Thursday, March 29, 2012

A Little Dynamic Scoring of the House Budget

In a recently released report the Congressional Budget Office calculated how debt reduction with the House Budget Resolution (which just passed the House today), would affect GNP in the United States. The CBO took the spending and tax parameters from the House Budget Committee staff and computed the resulting deficit and debt. They then compared the debt path under the House budget with the debt path under their "extended alternative fiscal scenario, which is their description of current law and its most likely extensions. They then estimated the effect of the different debt levels on economic output.  This is a "little" dynamic scoring in the sense that other positive effects of lower marginal tax rates and other incentives in the House budget plan are ignored. 

Nevertheless, CBO reports that the reduced level of debt has large positive economic effects. I created the following "fan charts" to illustrate this.

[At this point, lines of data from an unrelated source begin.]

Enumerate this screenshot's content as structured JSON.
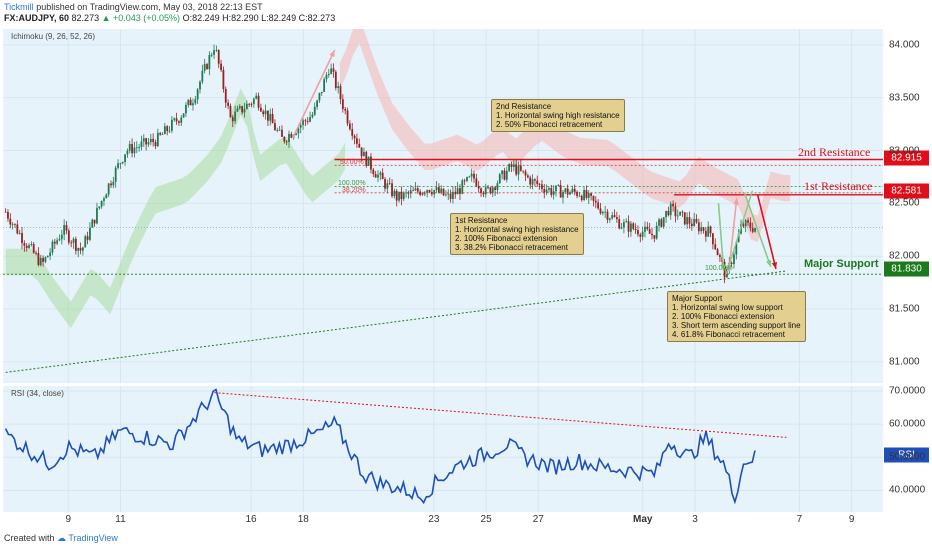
{
  "header": {
    "author": "Tickmill",
    "published": "published on TradingView.com, May 03, 2018 22:13 EST",
    "symbol": "FX:AUDJPY, 60",
    "last": "82.273",
    "change": "▲ +0.043 (+0.05%)",
    "ohlc": "O:82.249 H:82.290 L:82.249 C:82.273"
  },
  "main_pane": {
    "indicator": "Ichimoku (9, 26, 52, 26)",
    "levels": {
      "r2_label": "2nd Resistance",
      "r1_label": "1st Resistance",
      "support_label": "Major Support",
      "r2_tag": "82.915",
      "r1_tag": "82.581",
      "support_tag": "81.830"
    },
    "fib_labels": [
      "50.00%",
      "100.00%",
      "38.20%",
      "100.00%"
    ],
    "notes": {
      "r2": [
        "2nd Resistance",
        "1. Horizontal swing high resistance",
        "2. 50% Fibonacci retracement"
      ],
      "r1": [
        "1st Resistance",
        "1. Horizontal swing high resistance",
        "2. 100% Fibonacci extension",
        "3. 38.2% Fibonacci retracement"
      ],
      "support": [
        "Major Support",
        "1. Horizontal swing low support",
        "2. 100% Fibonacci extension",
        "3. Short term ascending support line",
        "4. 61.8% Fibonacci retracement"
      ]
    }
  },
  "rsi_pane": {
    "indicator": "RSI (34, close)",
    "tag": "RSI"
  },
  "footer": {
    "created_with": "Created with",
    "brand": "TradingView"
  },
  "colors": {
    "pane_bg": "#e7f3fb",
    "up_candle": "#1f7a52",
    "down_candle": "#9a2020",
    "rsi_line": "#1e4fb8",
    "resistance": "#e00e1a",
    "support": "#1c7a1c",
    "cloud_bull": "#a9dba0",
    "cloud_bear": "#f5b5b5",
    "note_bg": "#e3cf8f"
  },
  "chart_data": [
    {
      "type": "candlestick",
      "title": "FX:AUDJPY, 60",
      "y_ticks": [
        81.0,
        81.5,
        82.0,
        82.5,
        83.0,
        83.5,
        84.0
      ],
      "ylim": [
        80.8,
        84.15
      ],
      "x_ticks": [
        "9",
        "11",
        "16",
        "18",
        "23",
        "25",
        "27",
        "May",
        "3",
        "7",
        "9"
      ],
      "x_tick_days": [
        9,
        11,
        16,
        18,
        23,
        25,
        27,
        31,
        33,
        37,
        39
      ],
      "xlim_days": [
        6.5,
        40.2
      ],
      "close_path": [
        [
          6.6,
          82.42
        ],
        [
          7.3,
          82.15
        ],
        [
          8.0,
          81.92
        ],
        [
          8.8,
          82.25
        ],
        [
          9.5,
          82.05
        ],
        [
          10.4,
          82.6
        ],
        [
          11.2,
          83.0
        ],
        [
          12.4,
          83.1
        ],
        [
          13.2,
          83.3
        ],
        [
          13.8,
          83.5
        ],
        [
          14.6,
          84.0
        ],
        [
          15.2,
          83.3
        ],
        [
          16.2,
          83.5
        ],
        [
          17.2,
          83.1
        ],
        [
          18.4,
          83.35
        ],
        [
          19.0,
          83.8
        ],
        [
          19.7,
          83.3
        ],
        [
          20.3,
          82.95
        ],
        [
          20.9,
          82.75
        ],
        [
          21.6,
          82.55
        ],
        [
          22.8,
          82.65
        ],
        [
          23.6,
          82.55
        ],
        [
          24.5,
          82.75
        ],
        [
          25.0,
          82.6
        ],
        [
          26.0,
          82.85
        ],
        [
          26.8,
          82.7
        ],
        [
          27.5,
          82.62
        ],
        [
          28.6,
          82.6
        ],
        [
          29.4,
          82.45
        ],
        [
          30.2,
          82.3
        ],
        [
          31.4,
          82.2
        ],
        [
          32.0,
          82.45
        ],
        [
          32.6,
          82.35
        ],
        [
          33.6,
          82.22
        ],
        [
          34.2,
          81.8
        ],
        [
          34.8,
          82.3
        ],
        [
          35.3,
          82.27
        ]
      ],
      "ichimoku_cloud_note": "bullish cloud below price until ~Apr 20, bearish cloud from ~Apr 19 onward",
      "horizontal_levels": {
        "second_resistance": 82.915,
        "first_resistance": 82.581,
        "major_support": 81.83
      },
      "ascending_support_line": [
        [
          6.6,
          80.9
        ],
        [
          36.5,
          81.86
        ]
      ]
    },
    {
      "type": "line",
      "title": "RSI (34, close)",
      "y_ticks": [
        40.0,
        50.0,
        60.0,
        70.0
      ],
      "ylim": [
        33.5,
        71.5
      ],
      "series": [
        {
          "points": [
            [
              6.6,
              57
            ],
            [
              7.5,
              52
            ],
            [
              8.3,
              48
            ],
            [
              9.0,
              53
            ],
            [
              10.0,
              50
            ],
            [
              11.0,
              58
            ],
            [
              12.0,
              56
            ],
            [
              13.0,
              54
            ],
            [
              14.6,
              69
            ],
            [
              15.5,
              55
            ],
            [
              16.5,
              52
            ],
            [
              17.5,
              54
            ],
            [
              18.5,
              57
            ],
            [
              19.2,
              60
            ],
            [
              19.8,
              52
            ],
            [
              20.3,
              45
            ],
            [
              21.0,
              42
            ],
            [
              22.0,
              40
            ],
            [
              22.5,
              38
            ],
            [
              23.3,
              44
            ],
            [
              24.0,
              48
            ],
            [
              25.0,
              51
            ],
            [
              25.8,
              54
            ],
            [
              26.5,
              50
            ],
            [
              27.5,
              47
            ],
            [
              28.5,
              49
            ],
            [
              29.5,
              47
            ],
            [
              30.5,
              46
            ],
            [
              31.5,
              45
            ],
            [
              32.0,
              55
            ],
            [
              32.8,
              50
            ],
            [
              33.4,
              56
            ],
            [
              34.1,
              48
            ],
            [
              34.5,
              38
            ],
            [
              34.9,
              49
            ],
            [
              35.3,
              50
            ]
          ]
        }
      ],
      "trend_line": [
        [
          14.6,
          69.5
        ],
        [
          36.5,
          56.0
        ]
      ],
      "last_value_tag": "RSI"
    }
  ]
}
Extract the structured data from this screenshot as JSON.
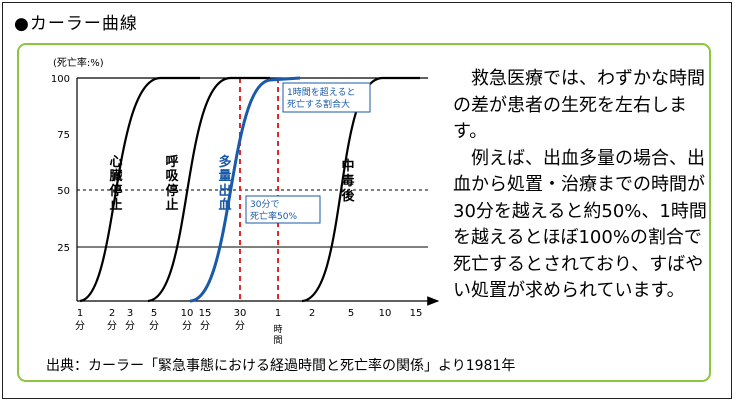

The fan charts represent the range of uncertainty as reported by CBO. If you take the midpoint of the fan charts, you will find that GNP is 19 percent greater in 2040 under the House plan and the gap continued to grow after that. That is about $5.6 trillion per year and growing. The difference is three times the maximum annual loss of output under the Great Recession, but it continues year after year.

The difference in the federal debt as a fraction of the economy under the two scenarios is shown in the next chart. While CBO projections go through 2050 under the House plan, the CBO does not report numbers greater than 200 percent of GDP in the alternative fiscal scenario. In the chart, I estimated the actual percent by extrapolating the 2011 Long Term Scenario and showing the little star. But no matter how you look at it, the effect on the debt and thus the economy is huge.